Ways How Bullying Can Affect the Workplace
Bullying can happen even in the workplace. Workplace bullying is a form of repeated harassment against a person, with the intent of harming the target. Unfortunately, New Zealand has the second highest rate of workplace bullying in the world.
According to a survey, one in five workers suffers from this kind of harassment. Knowing your full employee rights in New Zealand can help you fight against bullying and address this treatment legally. The legal experts at I.R.Thompson Associates Ltd present four effects of workplace bullying.
1. Psychological Stress
Employees who fall victim under this kind of treatment experience psychological health problems like post-traumatic stress disorder, panic attacks, depression, and stress breakdown.
2. Physical Stress
According to the World Health Organization, workplace stress leads to chronic fatigue symptoms. The stress from bullying negatively affects the employee’s physical health by bringing down the immune system, increasing the frequency of colds, coughs, fevers, irritation and ulcers. Moreover, employees who are bullied are at a greater risk of developing cardiac diseases.
3. Decreased Productivity
Workplace bullying affects the overall performance of an employee. Bullied employees often have problems making decisions, are incapable of concentrating, and have decreased self-esteem. Bullied employees are often traumatised and feel powerless, disoriented, confused and helpless, making them less likely to work.

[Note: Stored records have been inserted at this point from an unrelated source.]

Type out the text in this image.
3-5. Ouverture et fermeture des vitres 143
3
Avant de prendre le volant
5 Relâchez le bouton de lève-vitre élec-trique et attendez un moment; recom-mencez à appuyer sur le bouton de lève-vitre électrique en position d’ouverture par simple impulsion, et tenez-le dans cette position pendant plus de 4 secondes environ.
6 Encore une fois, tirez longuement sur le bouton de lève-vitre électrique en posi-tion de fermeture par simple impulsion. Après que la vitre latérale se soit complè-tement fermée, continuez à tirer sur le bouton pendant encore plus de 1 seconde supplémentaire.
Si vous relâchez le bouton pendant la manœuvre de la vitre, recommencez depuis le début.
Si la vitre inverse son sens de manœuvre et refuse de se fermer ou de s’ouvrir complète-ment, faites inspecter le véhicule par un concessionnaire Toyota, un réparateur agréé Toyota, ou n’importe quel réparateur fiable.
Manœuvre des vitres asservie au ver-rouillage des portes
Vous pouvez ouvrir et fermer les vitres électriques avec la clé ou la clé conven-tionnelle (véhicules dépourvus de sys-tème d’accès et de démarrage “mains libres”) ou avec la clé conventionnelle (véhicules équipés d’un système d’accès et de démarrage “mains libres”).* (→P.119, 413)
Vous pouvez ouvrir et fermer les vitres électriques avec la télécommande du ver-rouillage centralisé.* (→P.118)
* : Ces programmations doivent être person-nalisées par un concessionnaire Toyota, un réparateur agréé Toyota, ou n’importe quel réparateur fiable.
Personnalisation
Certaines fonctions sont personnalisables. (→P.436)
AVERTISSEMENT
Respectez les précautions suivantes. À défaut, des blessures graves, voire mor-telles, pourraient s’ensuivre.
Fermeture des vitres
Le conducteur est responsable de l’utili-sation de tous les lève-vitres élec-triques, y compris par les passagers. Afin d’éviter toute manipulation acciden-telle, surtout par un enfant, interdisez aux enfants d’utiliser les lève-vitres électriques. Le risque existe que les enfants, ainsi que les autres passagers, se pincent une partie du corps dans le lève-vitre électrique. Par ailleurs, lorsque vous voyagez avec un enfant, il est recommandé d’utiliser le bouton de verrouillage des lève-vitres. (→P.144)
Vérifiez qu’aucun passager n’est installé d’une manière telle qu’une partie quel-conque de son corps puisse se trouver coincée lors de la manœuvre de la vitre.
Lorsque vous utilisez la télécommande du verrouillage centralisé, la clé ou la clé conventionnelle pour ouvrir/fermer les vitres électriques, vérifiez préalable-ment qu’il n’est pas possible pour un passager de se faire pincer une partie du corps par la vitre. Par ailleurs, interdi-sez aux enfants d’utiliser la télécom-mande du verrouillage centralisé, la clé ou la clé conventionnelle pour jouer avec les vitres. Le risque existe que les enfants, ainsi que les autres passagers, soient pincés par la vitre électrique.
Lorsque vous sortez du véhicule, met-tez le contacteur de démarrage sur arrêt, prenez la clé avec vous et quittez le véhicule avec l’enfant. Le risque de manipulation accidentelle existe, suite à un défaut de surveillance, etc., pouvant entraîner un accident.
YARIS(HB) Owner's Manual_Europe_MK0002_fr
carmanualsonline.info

4. Effect to the Employers
Bullying affects not just the victim, but the employers as well. It creates a hostile work environment that promotes absenteeism and increased turnover. They also experience costly effects due to the increased use of sick leaves, health claims, turnovers, additional cost for recruitment and high risk of legal actions
Knowing and Valuing Employee Rights
As an employee, knowing your full rights can guide you to protect and take necessary legal actions in case you experience workplace bullying. Employers, on the other hand, can also uphold their policies and guidelines and promote a culture of respect and acceptance in the workplace.